Certains analystes suggèrent que ces conflits, orchestrés de l’extérieur, vont aller en augmentant dans les années à venir en raison de la croissance de l’extraction de ressources naturelles qui doit compenser le déclin des découvertes de nappes pétrolifères et de l’énergie fossile. La poursuite de la production d’énergie et la surconsommation mènent à une augmentation de la température globale à partir des émissions des gaz à effet de serre dans l’atmosphère.

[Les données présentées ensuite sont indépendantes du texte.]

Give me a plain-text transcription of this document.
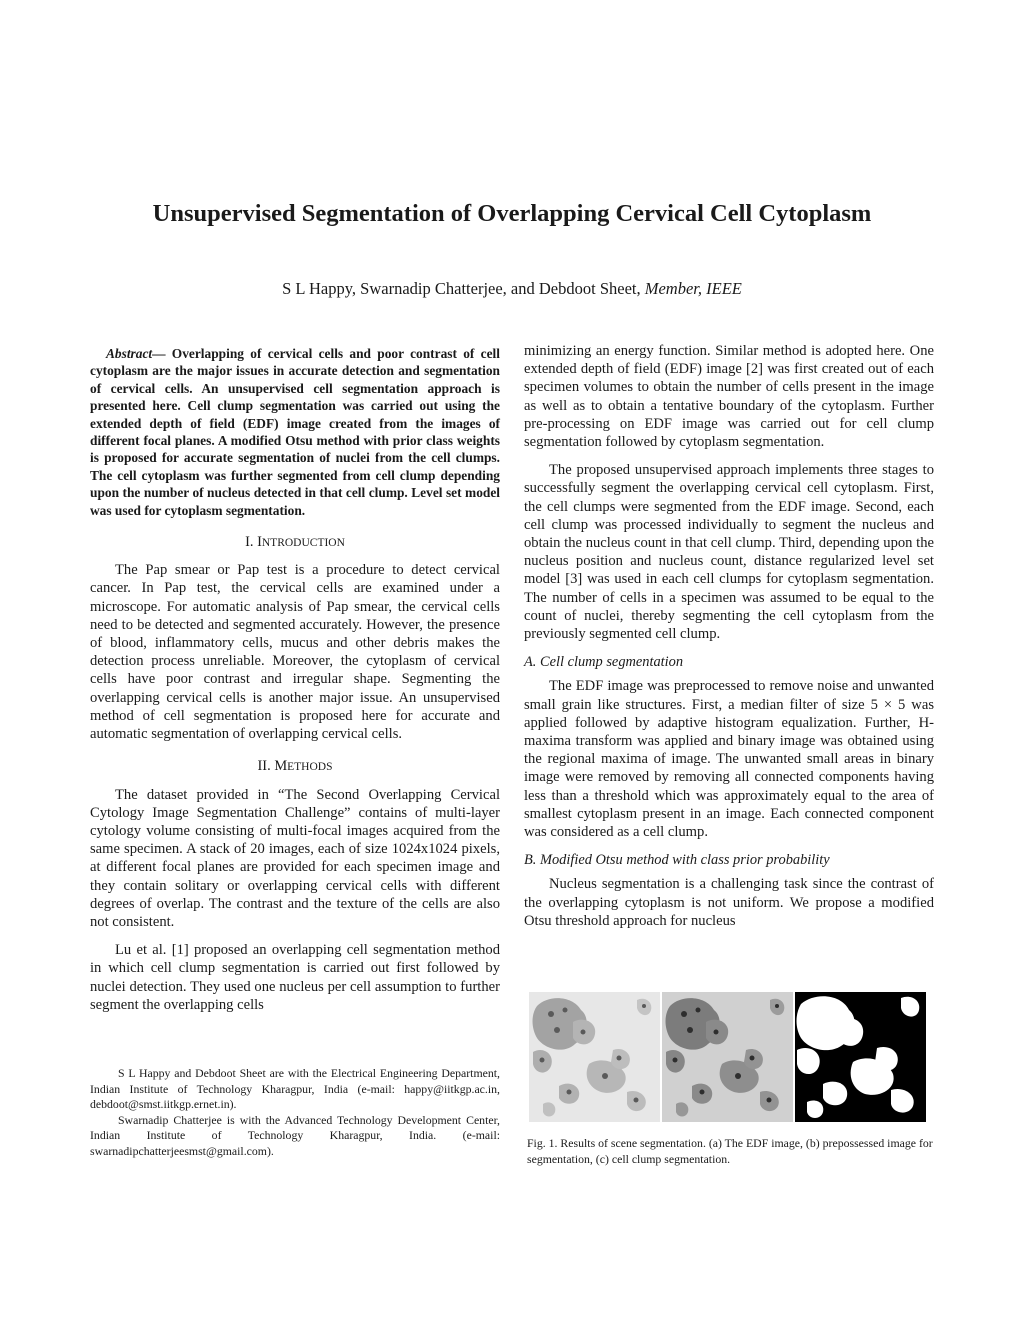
Unsupervised Segmentation of Overlapping Cervical Cell Cytoplasm
S L Happy, Swarnadip Chatterjee, and Debdoot Sheet, Member, IEEE

Abstract— Overlapping of cervical cells and poor contrast of cell cytoplasm are the major issues in accurate detection and segmentation of cervical cells. An unsupervised cell segmentation approach is presented here. Cell clump segmentation was carried out using the extended depth of field (EDF) image created from the images of different focal planes. A modified Otsu method with prior class weights is proposed for accurate segmentation of nuclei from the cell clumps. The cell cytoplasm was further segmented from cell clump depending upon the number of nucleus detected in that cell clump. Level set model was used for cytoplasm segmentation.

I. INTRODUCTION

The Pap smear or Pap test is a procedure to detect cervical cancer. In Pap test, the cervical cells are examined under a microscope. For automatic analysis of Pap smear, the cervical cells need to be detected and segmented accurately. However, the presence of blood, inflammatory cells, mucus and other debris makes the detection process unreliable. Moreover, the cytoplasm of cervical cells have poor contrast and irregular shape. Segmenting the overlapping cervical cells is another major issue. An unsupervised method of cell segmentation is proposed here for accurate and automatic segmentation of overlapping cervical cells.

II. METHODS

The dataset provided in “The Second Overlapping Cervical Cytology Image Segmentation Challenge” contains of multi-layer cytology volume consisting of multi-focal images acquired from the same specimen. A stack of 20 images, each of size 1024x1024 pixels, at different focal planes are provided for each specimen image and they contain solitary or overlapping cervical cells with different degrees of overlap. The contrast and the texture of the cells are also not consistent.

Lu et al. [1] proposed an overlapping cell segmentation method in which cell clump segmentation is carried out first followed by nuclei detection. They used one nucleus per cell assumption to further segment the overlapping cells

S L Happy and Debdoot Sheet are with the Electrical Engineering Department, Indian Institute of Technology Kharagpur, India (e-mail: happy@iitkgp.ac.in, debdoot@smst.iitkgp.ernet.in).

Swarnadip Chatterjee is with the Advanced Technology Development Center, Indian Institute of Technology Kharagpur, India. (e-mail: swarnadipchatterjeesmst@gmail.com).

minimizing an energy function. Similar method is adopted here. One extended depth of field (EDF) image [2] was first created out of each specimen volumes to obtain the number of cells present in the image as well as to obtain a tentative boundary of the cytoplasm. Further pre-processing on EDF image was carried out for cell clump segmentation followed by cytoplasm segmentation.

The proposed unsupervised approach implements three stages to successfully segment the overlapping cervical cell cytoplasm. First, the cell clumps were segmented from the EDF image. Second, each cell clump was processed individually to segment the nucleus and obtain the nucleus count in that cell clump. Third, depending upon the nucleus position and nucleus count, distance regularized level set model [3] was used in each cell clumps for cytoplasm segmentation. The number of cells in a specimen was assumed to be equal to the count of nuclei, thereby segmenting the cell cytoplasm from the previously segmented cell clump.

A. Cell clump segmentation

The EDF image was preprocessed to remove noise and unwanted small grain like structures. First, a median filter of size 5 × 5 was applied followed by adaptive histogram equalization. Further, H-maxima transform was applied and binary image was obtained using the regional maxima of image. The unwanted small areas in binary image were removed by removing all connected components having less than a threshold which was approximately equal to the area of smallest cytoplasm present in an image. Each connected component was considered as a cell clump.

B. Modified Otsu method with class prior probability

Nucleus segmentation is a challenging task since the contrast of the overlapping cytoplasm is not uniform. We propose a modified Otsu threshold approach for nucleus

Fig. 1. Results of scene segmentation. (a) The EDF image, (b) prepossessed image for segmentation, (c) cell clump segmentation.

L’Afrique émet une quantité négligeable de carbone comparé aux pays du Nord industrialisé qui sont principalement responsables de ce phénomène. Pourtant les conséquences désastreuses du changement climatique seront surtout perçues en Afrique, en raison de la pauvre résilience et les faibles capacités d’adaptation sur le continent. La consommation inégale de ressources est le résultat d’une économie basée sur les énergies fossiles, principalement dans les pays industrialisés. Le concept de pays périphérique et de pays au cœur du problème aide à la compréhension de l’échange historique inégal dans la production et la consommation d’énergie en Afrique, laquelle énergie est surtout exportée.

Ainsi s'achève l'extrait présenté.